Indeed it is not just the Marlins that have been impacted by the team’s rash of positive cases. After playing a three-game series versus the Marlins in Philadelphia last weekend, the Phillies four-game home-and-home series against the Yankees, which was set to start on Monday in Philadelphia then move to the Bronx yesterday (Wednesday) for two games, was postponed to mitigate the potential spread of the virus by Marlins players and staff.

“I don’t see it as a nightmare,” Manfred said in an interview with the MLB Network on Monday. “We built the protocols to allow us to continue to play. That’s why we have the expanded rosters. That’s why we have the pool of additional players.”
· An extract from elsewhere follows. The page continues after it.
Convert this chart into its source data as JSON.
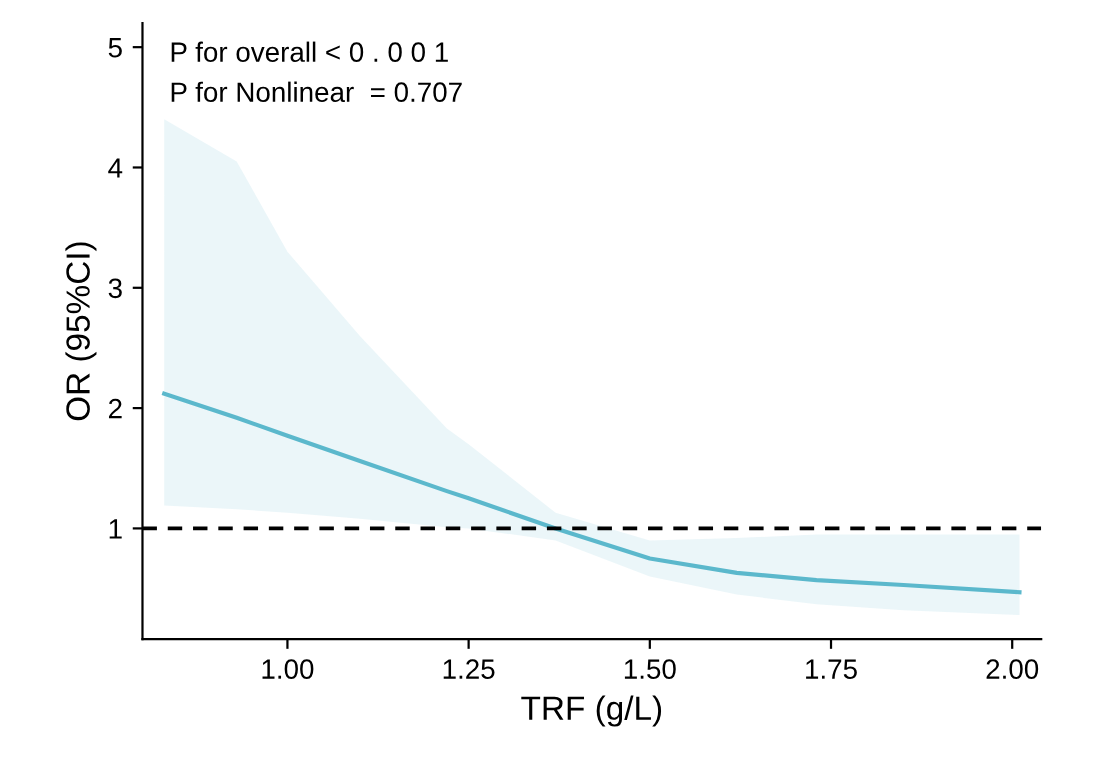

While Manfred’s optimism is understandable, the fact of the matter is the novel coronavirus has penetrated many of the world’s most stringent protocols established by healthcare facilities, well resourced corporations and sports leagues among other entities.

The NBA has not had any positive tests since its return on July 30 as they operate in a secure bubble at the Walt Disney World Resort and ESPN Wide World of Sport Complex near Orlando. However, data and odds show they will also inevitably have positive tests.

Conversely, baseball is not functioning in a bubble and despite just starting their truncated 60-game season on July 23, they may soon reach a critical crossroads.